20Und wenn ein Gerechter sein rechtschaffenes Leben aufgibt und Unrecht tut, werde ich ihn zu Fall bringen und er wird sterben, weil du ihn nicht gewarnt hast. Seiner Sünde wegen wird er sterben und an seine gerechten Taten von einst wird man nicht mehr denken. Von dir aber fordere ich Rechenschaft für sein Blut.
21Wenn du aber den Gerechten davor warnst zu sündigen und er sündigt nicht, dann wird er am Leben bleiben, weil er gewarnt wurde, und du hast dein Leben gerettet.

Das ist auch deshalb interessant, weil wir in der  großen Moralenzyklika JPII's Veritatis Splendor lesen

172 Durch die Verkündigung der Gebote Gottes und der Liebe Christi lehrt das Lehramt der Kirche die Gläubigen auch konkrete Einzelgebote und verlangt von ihnen, sie gewissenhaft als sittlich verpflichtend zu betrachten.
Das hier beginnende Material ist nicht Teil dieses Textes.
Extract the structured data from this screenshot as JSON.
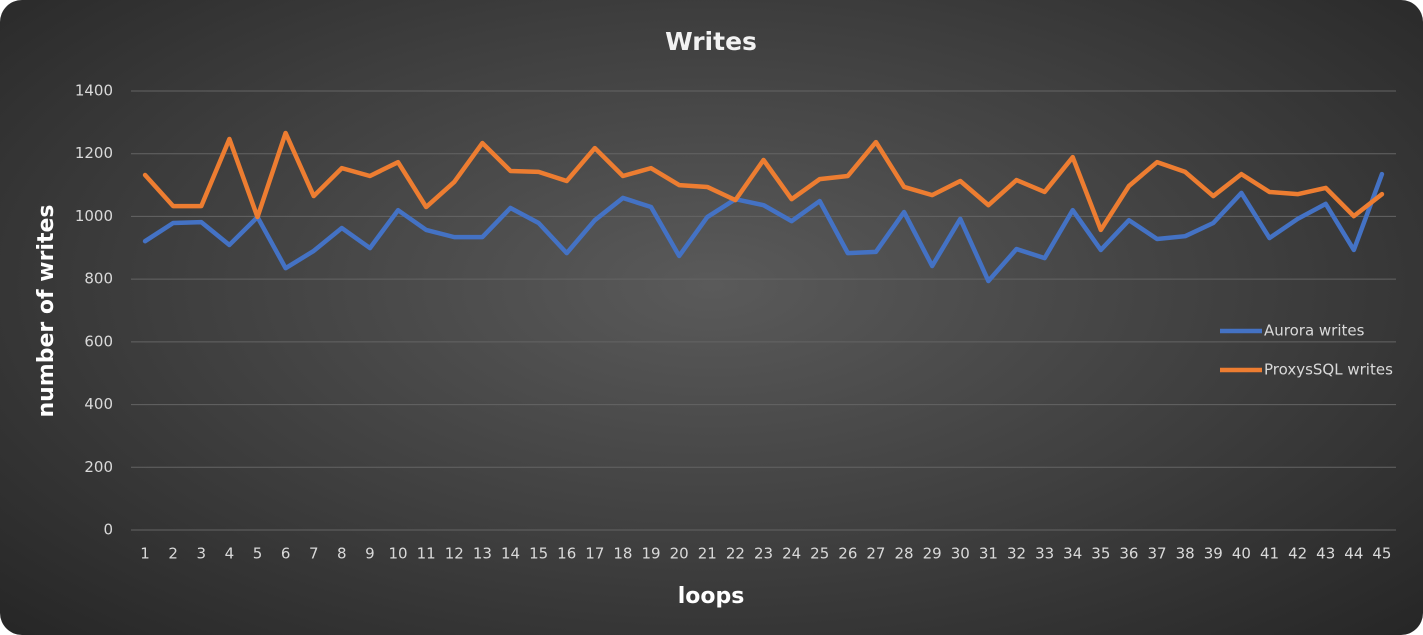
{
  "chart_data": {
    "type": "line",
    "title": "Writes",
    "x_label": "loops",
    "y_label": "number of writes",
    "categories": [
      "1",
      "2",
      "3",
      "4",
      "5",
      "6",
      "7",
      "8",
      "9",
      "10",
      "11",
      "12",
      "13",
      "14",
      "15",
      "16",
      "17",
      "18",
      "19",
      "20",
      "21",
      "22",
      "23",
      "24",
      "25",
      "26",
      "27",
      "28",
      "29",
      "30",
      "31",
      "32",
      "33",
      "34",
      "35",
      "36",
      "37",
      "38",
      "39",
      "40",
      "41",
      "42",
      "43",
      "44",
      "45"
    ],
    "series": [
      {
        "name": "Aurora writes",
        "color": "#4472c4",
        "values": [
          921,
          979,
          982,
          909,
          998,
          835,
          890,
          963,
          899,
          1020,
          957,
          934,
          934,
          1027,
          979,
          883,
          988,
          1059,
          1030,
          874,
          998,
          1055,
          1036,
          985,
          1049,
          883,
          887,
          1014,
          842,
          992,
          794,
          896,
          867,
          1020,
          893,
          988,
          928,
          937,
          979,
          1075,
          931,
          992,
          1040,
          893,
          1135
        ]
      },
      {
        "name": "ProxysSQL writes",
        "color": "#ed7d31",
        "values": [
          1132,
          1033,
          1033,
          1247,
          998,
          1266,
          1065,
          1154,
          1129,
          1173,
          1030,
          1110,
          1234,
          1145,
          1142,
          1113,
          1218,
          1129,
          1154,
          1100,
          1094,
          1052,
          1180,
          1055,
          1119,
          1129,
          1237,
          1094,
          1068,
          1113,
          1036,
          1116,
          1078,
          1189,
          957,
          1097,
          1173,
          1142,
          1065,
          1135,
          1078,
          1071,
          1091,
          1001,
          1071
        ]
      }
    ],
    "ylim": [
      0,
      1400
    ],
    "yticks": [
      0,
      200,
      400,
      600,
      800,
      1000,
      1200,
      1400
    ],
    "grid": true,
    "legend": "right"
  }
}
Außerdem übt das Lehramt ein wichtiges Wächteramt aus, indem es die Gläubigen vor möglichen, auch nur implizit vorhandenen Irrtümern warnt, wenn ihr Gewissen nicht dahin gelangt, die Richtigkeit und Wahrheit der vom Lehramt der Kirche gelehrten sittlichen Regeln anzuerkennen.


Und selbst ein Kardinal Lehmann hat mal ein Grundsatzreferat über die Aufgabe der Kirche heute, ("angesichts verletzlicher Ordnungen") bei der Vollversammlung der Deutschen Bischöfe 1997 unter dem Titel "Wächter, wie lange noch dauert die Nacht?" gehalten.

Komischer Wächter, der das Nichthingucken zur ersten christlichen Tugend erklärt.

Ach ja der Apostel Paulus schreibt übrigens an Timotheus, immerhin Bischof von  Ephesus, in 2Tim, 4
 1Ich beschwöre dich bei Gott und bei Christus Jesus, dem kommenden Richter der Lebenden und der Toten, bei seinem Erscheinen und bei seinem Reich:
2Verkünde das Wort, tritt dafür ein, ob man es hören will oder nicht; weise zurecht, tadle, ermahne, in unermüdlicher und geduldiger Belehrung.

und im ersten Brief an selbigen Timotheus steht  im 5ten Kapitel Vers 20ff

20Wenn sich einer verfehlt, so weise ihn in Gegenwart aller zurecht, damit auch die anderen sich fürchten.
21Ich beschwöre dich bei Gott, bei Christus Jesus und bei den auserwählten Engeln: Befolge dies alles ohne Vorurteil und vermeide jede Bevorzugung!


P.S ein bisschen abrupt, aber gerade Veritatis Splendor sollte man wieder lesen, gerade heutzutage, wo man, auch innerkirchlich  versucht, die Moral dem, was einem Medien so als das nonplusultra vormachen, anzupassen, hat doch nach einem Wort Papst Benedikts, JPII diese Enzyklika geschrieben, um ..... die Lehre vom Menschen wieder auf ein metaphysisches Fundament zu stellen und das neue Bild des Menschen der heiligen Schrift christlich zu verdeutlichen.